Matt explained to our community of NYC Dads that “This is one of those opportunities that makes me glad that we live in New York and glad that we have this group. An up-and-coming filmmaker came to us recently to see if our group would be willing to give feedback and constructive criticism on the first cut of his film about the father-son relationship. It just so happens that one of our members, Rich F., has an awesome screening room in his building (alongside the equally awesome billiards room), so a Meetup was born.” Last night 14 dads got together to watch this film, discuss the film with director, and then stick around to play pool, drink beer, and hang with the guys. An awesome time!
Here’s some more information about the film and the filmmaker:
In this autobiographical documentary video, Fivel Rothberg looks at his relationships with his son and father in order to address the root causes of abusive relationships and mental illness in his life and open up possibilities for change. At first, the filmmaker tries to pin the blame for his behavior and depression on a cycle of abuse, but he comes to realize through the making of the film that reality is far more complicated. Eager to be a different kind of father than his own, the filmmaker investigates his past and present situation as a parent. An intensely personal experience, Internal Exposure asks viewers to question notions of abuse, fatherhood and masculinity as multiple generations of fathers and sons pursue their own directions.
Fivel Rothberg is a father, media maker, educator and activist who recently received his MFA in Integrated Media Arts at Hunter College.
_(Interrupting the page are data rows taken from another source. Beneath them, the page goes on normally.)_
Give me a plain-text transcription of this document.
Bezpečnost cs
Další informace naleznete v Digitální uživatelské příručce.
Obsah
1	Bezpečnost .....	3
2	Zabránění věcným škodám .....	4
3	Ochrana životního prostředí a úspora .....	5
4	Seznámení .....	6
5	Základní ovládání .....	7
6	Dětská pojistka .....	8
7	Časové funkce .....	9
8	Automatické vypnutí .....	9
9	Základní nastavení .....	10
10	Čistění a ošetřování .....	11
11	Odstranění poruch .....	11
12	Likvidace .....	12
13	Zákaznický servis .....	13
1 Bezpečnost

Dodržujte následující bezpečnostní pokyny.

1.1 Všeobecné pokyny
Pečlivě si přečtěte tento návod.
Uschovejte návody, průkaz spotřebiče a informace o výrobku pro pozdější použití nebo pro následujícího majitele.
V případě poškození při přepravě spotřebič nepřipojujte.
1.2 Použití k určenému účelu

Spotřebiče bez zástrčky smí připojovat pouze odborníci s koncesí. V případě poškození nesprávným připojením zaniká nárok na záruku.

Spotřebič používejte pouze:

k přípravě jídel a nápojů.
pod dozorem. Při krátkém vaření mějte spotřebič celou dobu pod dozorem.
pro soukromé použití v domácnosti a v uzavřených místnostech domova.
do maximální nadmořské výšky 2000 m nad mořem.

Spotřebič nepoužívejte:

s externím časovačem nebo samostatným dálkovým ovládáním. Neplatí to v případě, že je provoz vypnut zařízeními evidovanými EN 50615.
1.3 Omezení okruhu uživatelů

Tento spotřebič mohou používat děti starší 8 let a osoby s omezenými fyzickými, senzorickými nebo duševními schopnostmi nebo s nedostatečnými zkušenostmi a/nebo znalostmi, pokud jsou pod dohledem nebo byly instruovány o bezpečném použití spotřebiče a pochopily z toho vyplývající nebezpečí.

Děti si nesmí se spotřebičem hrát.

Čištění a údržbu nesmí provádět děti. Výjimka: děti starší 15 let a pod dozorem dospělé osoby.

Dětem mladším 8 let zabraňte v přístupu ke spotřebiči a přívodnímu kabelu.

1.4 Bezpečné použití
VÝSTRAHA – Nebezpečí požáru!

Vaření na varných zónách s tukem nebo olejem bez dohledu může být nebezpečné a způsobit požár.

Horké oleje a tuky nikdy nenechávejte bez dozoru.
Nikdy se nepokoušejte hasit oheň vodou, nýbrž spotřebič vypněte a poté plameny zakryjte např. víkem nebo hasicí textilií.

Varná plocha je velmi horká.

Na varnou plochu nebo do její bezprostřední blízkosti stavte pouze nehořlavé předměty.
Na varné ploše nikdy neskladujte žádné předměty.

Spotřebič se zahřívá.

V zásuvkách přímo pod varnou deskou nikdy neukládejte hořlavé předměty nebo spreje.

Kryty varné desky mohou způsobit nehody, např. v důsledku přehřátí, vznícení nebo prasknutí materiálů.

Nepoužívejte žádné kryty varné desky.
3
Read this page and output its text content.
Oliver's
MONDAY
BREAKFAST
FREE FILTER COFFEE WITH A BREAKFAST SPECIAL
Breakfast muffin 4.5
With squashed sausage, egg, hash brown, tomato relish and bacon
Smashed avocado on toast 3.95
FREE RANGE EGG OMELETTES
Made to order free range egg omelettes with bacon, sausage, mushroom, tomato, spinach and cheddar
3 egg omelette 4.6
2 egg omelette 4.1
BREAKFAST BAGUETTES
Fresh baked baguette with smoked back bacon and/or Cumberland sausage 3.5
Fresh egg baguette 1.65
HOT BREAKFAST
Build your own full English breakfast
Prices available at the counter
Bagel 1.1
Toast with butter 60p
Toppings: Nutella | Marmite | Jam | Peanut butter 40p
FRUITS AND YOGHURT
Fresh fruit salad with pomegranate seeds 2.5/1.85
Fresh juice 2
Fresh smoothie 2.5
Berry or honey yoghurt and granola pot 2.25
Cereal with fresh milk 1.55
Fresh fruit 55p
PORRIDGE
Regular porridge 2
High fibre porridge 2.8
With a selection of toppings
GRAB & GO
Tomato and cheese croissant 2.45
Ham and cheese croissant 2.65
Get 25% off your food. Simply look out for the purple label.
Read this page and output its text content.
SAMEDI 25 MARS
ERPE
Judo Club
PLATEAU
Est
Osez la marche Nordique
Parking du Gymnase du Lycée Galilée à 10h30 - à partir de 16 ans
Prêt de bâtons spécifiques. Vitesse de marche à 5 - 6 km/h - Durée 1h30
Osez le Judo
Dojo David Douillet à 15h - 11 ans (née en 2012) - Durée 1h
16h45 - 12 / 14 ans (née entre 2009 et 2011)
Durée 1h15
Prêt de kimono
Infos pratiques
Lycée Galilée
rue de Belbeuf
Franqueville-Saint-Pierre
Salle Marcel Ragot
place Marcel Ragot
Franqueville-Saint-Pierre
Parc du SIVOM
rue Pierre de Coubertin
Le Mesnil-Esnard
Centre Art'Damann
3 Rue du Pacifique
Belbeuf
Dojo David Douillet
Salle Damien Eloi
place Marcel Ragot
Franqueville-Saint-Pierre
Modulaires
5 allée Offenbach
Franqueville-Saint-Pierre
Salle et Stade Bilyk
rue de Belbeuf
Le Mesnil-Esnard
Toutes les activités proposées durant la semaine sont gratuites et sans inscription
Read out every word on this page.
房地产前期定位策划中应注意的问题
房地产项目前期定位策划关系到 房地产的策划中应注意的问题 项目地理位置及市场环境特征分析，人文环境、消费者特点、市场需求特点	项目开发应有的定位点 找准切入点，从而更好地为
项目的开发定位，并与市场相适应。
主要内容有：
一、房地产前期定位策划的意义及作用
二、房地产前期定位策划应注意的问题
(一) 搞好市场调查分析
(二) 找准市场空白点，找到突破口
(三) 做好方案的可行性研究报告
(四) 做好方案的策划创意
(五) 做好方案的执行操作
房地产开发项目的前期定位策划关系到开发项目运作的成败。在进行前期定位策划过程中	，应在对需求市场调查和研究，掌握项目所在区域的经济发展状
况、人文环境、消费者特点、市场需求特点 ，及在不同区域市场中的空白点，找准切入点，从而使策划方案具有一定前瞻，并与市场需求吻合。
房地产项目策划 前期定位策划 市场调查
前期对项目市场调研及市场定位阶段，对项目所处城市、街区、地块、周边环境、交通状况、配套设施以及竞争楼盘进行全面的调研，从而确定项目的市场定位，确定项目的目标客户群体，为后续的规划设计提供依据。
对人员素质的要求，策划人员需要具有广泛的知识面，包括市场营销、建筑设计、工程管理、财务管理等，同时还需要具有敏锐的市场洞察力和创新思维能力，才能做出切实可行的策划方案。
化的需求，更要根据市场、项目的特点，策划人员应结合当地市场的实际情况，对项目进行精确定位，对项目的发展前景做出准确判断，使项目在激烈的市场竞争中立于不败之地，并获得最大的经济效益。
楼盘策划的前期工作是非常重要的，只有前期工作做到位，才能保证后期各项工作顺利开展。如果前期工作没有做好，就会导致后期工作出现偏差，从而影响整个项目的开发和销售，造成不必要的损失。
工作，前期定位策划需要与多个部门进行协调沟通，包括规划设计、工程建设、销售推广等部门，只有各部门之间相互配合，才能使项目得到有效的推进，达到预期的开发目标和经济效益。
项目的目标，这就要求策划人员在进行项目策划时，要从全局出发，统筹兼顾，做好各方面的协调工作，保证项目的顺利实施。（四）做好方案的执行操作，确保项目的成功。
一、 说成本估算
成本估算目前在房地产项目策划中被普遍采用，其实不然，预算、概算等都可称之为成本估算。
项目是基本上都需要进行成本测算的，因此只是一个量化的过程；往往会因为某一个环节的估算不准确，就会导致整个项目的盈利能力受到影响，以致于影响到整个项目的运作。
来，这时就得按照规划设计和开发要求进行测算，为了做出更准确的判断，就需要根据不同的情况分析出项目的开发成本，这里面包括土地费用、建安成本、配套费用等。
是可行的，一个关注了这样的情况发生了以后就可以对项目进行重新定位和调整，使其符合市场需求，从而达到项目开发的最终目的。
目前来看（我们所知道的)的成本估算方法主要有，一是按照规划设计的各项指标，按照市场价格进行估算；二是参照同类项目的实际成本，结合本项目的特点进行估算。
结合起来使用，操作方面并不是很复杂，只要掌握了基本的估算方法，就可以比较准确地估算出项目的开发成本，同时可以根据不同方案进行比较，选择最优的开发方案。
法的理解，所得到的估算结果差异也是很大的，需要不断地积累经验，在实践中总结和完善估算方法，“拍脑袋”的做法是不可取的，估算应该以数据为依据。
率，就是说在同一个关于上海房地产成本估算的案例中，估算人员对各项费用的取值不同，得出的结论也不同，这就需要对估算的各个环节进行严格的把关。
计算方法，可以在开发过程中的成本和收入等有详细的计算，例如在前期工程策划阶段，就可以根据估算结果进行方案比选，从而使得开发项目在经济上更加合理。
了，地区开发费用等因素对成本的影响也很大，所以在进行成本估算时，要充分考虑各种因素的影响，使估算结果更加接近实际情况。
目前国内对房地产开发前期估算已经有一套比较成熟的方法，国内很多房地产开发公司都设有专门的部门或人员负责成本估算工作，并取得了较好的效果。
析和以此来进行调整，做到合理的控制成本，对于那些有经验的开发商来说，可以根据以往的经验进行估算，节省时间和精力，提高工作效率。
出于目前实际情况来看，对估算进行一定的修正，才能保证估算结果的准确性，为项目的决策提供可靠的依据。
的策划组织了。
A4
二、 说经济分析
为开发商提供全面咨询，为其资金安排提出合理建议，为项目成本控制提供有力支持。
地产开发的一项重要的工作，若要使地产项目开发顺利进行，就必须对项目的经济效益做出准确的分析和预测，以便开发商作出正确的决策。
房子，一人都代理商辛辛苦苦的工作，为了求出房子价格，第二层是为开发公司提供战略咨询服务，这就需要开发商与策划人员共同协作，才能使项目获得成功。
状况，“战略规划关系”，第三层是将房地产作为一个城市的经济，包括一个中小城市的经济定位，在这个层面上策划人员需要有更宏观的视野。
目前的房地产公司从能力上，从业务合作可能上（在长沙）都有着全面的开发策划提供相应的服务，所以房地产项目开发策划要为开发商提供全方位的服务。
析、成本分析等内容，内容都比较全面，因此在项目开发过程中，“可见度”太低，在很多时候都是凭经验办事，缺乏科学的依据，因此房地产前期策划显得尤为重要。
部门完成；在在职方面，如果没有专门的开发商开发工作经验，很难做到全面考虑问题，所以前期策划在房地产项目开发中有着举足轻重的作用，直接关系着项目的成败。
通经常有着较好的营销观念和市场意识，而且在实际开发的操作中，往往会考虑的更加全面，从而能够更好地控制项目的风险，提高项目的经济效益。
For the past ten years he has devoted his time to creating and presenting independent media that engages audiences, stimulates dialogue, encourages progressive social change, and bridges cultural divides.
A special thank you to up and coming director and filmmaker, Fivel Rothberg, for spending the evening with our NYC Dads Group and sharing something so personal…and allowing us the opportunity to probe further and provide meaningful feedback.
How would I describe this film? A powerful, reflective, and brutally honest account of how a new father was thrust into the role at too young an age. Rothberg struggles with numerous challenges, and perseveres at the end as a better man. As a short, 35 minute documentary, I recommend to all fathers (and all parents for that matter) to see this gritty and “amazing film that makes one reflect on one’s own parenting. No matter what background you come from.”